Folha - Existe censura?
Jasmina -
Não, existe anarquia. A grande imprensa, jornais e TVs, é vigiada. Mas não o que se publica em imprensa regional ou na alternativa, manifestos, poemas e livros que enfrentam o regime, porque o governo não tem como fiscalizar. É o caos depois da destruição.

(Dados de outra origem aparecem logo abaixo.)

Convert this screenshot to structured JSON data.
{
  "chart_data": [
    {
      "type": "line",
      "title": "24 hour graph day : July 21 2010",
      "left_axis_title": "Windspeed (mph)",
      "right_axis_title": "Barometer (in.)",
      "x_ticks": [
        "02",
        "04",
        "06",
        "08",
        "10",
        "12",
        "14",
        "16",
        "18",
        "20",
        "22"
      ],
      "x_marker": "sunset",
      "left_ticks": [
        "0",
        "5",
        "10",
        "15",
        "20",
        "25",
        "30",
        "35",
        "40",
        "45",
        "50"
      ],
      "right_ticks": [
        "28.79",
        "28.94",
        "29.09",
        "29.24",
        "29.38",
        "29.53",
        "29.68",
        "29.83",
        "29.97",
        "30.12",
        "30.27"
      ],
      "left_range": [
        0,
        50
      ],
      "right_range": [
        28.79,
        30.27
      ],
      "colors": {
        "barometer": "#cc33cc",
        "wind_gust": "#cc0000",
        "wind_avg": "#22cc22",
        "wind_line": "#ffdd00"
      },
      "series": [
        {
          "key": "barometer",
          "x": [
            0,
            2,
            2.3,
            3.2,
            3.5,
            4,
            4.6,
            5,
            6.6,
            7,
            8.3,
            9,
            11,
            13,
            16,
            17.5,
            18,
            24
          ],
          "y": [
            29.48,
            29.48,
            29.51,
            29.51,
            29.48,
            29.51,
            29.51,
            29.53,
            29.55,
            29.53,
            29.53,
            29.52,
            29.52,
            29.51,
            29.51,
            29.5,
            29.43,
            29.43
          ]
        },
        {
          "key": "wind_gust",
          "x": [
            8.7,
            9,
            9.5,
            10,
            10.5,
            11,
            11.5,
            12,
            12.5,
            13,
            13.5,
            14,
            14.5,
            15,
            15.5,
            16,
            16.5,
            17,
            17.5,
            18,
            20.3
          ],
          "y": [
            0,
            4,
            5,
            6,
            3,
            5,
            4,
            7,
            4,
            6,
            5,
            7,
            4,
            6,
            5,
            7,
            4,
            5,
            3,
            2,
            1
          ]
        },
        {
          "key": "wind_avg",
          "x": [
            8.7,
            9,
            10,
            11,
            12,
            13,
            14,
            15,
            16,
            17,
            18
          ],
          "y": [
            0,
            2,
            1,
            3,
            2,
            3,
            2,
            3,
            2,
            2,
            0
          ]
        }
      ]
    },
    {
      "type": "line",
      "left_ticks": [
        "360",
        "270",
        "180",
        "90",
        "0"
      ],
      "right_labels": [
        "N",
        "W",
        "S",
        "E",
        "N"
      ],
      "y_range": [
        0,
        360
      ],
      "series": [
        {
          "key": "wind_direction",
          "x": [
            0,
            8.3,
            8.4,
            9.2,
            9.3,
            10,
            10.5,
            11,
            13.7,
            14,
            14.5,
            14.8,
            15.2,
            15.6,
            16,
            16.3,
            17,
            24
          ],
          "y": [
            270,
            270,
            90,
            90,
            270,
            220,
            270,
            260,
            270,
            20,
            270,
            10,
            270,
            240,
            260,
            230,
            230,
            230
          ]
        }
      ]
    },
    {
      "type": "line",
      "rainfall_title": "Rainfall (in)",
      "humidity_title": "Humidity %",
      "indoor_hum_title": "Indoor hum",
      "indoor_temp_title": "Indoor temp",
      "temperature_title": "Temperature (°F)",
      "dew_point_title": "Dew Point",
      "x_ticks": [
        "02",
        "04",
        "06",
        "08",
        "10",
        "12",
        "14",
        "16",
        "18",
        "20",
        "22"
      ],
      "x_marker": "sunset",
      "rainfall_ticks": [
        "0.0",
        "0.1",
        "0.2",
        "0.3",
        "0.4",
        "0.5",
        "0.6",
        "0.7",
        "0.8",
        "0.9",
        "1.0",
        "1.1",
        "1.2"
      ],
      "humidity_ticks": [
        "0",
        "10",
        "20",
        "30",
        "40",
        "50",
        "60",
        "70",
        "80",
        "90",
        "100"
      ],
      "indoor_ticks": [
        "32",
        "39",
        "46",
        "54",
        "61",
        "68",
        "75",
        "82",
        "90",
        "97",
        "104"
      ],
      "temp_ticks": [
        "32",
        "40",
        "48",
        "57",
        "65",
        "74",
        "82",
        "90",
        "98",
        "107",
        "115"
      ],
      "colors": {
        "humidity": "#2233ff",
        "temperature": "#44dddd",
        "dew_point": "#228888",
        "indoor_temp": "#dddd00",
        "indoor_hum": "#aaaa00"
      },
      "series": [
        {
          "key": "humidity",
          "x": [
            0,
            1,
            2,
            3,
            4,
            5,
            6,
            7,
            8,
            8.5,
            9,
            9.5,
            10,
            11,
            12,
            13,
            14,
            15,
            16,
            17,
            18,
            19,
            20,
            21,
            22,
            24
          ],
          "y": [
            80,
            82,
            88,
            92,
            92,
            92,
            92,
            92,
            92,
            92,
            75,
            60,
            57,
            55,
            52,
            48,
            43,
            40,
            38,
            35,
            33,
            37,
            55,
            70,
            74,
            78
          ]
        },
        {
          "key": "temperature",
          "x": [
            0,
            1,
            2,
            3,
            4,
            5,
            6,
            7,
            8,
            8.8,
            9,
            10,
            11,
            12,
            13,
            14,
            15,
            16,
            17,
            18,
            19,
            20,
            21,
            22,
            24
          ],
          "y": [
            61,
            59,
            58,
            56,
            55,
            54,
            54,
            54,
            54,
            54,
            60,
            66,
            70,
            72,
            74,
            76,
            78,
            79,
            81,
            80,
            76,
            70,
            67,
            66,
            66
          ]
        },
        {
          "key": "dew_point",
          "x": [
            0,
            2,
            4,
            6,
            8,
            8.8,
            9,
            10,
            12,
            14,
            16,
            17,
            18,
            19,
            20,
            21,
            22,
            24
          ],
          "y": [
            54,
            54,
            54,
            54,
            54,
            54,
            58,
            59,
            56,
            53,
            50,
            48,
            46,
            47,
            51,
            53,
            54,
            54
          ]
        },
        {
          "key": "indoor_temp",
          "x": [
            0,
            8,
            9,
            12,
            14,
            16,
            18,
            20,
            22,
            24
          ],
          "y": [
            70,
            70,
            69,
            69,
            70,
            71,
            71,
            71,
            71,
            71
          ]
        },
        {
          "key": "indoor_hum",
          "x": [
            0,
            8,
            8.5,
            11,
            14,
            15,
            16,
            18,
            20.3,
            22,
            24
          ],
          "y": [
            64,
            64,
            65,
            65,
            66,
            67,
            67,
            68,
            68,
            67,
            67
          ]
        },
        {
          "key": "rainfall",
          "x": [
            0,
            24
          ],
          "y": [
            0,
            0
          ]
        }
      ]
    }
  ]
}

Folha - Mas essa produção alternativa existe?
Jasmina -
É pouca, mas existe. A maioria dos escritores não tem dinheiro. A maior produção, pelo menos literária, vem de sérvios que vivem fora da Iugoslávia.

Folha - E na música?
Jasmina -
As bandas de rock, que sempre foram bastante comerciais e alinhadas com o pop inglês ou americano, estão fazendo um som mais agressivo, mais afirmativo, com uma temática nacionalista. Acho isso muito interessante, é uma tentativa da juventude de se defender.
Mas a nova geração é nacionalista a um grau muito perigoso, querem afirmar que não são "assassinos por natureza" (referência ao filme de Oliver Stone), mas acabam dando uma resposta agressiva como se assumissem este selo.

Folha - Você gostaria de deixar a Iugoslávia?
Jasmina -
Quando vejo a independência de uma ex-república iugoslava sinto inveja, gostaria de poder me separar também. Não de me separar da ditadura sérvia, mas de escapar ao destino que me foi traçado. Acho que queria me separar de mim mesma. Não adianta sair daqui, levo meu país comigo.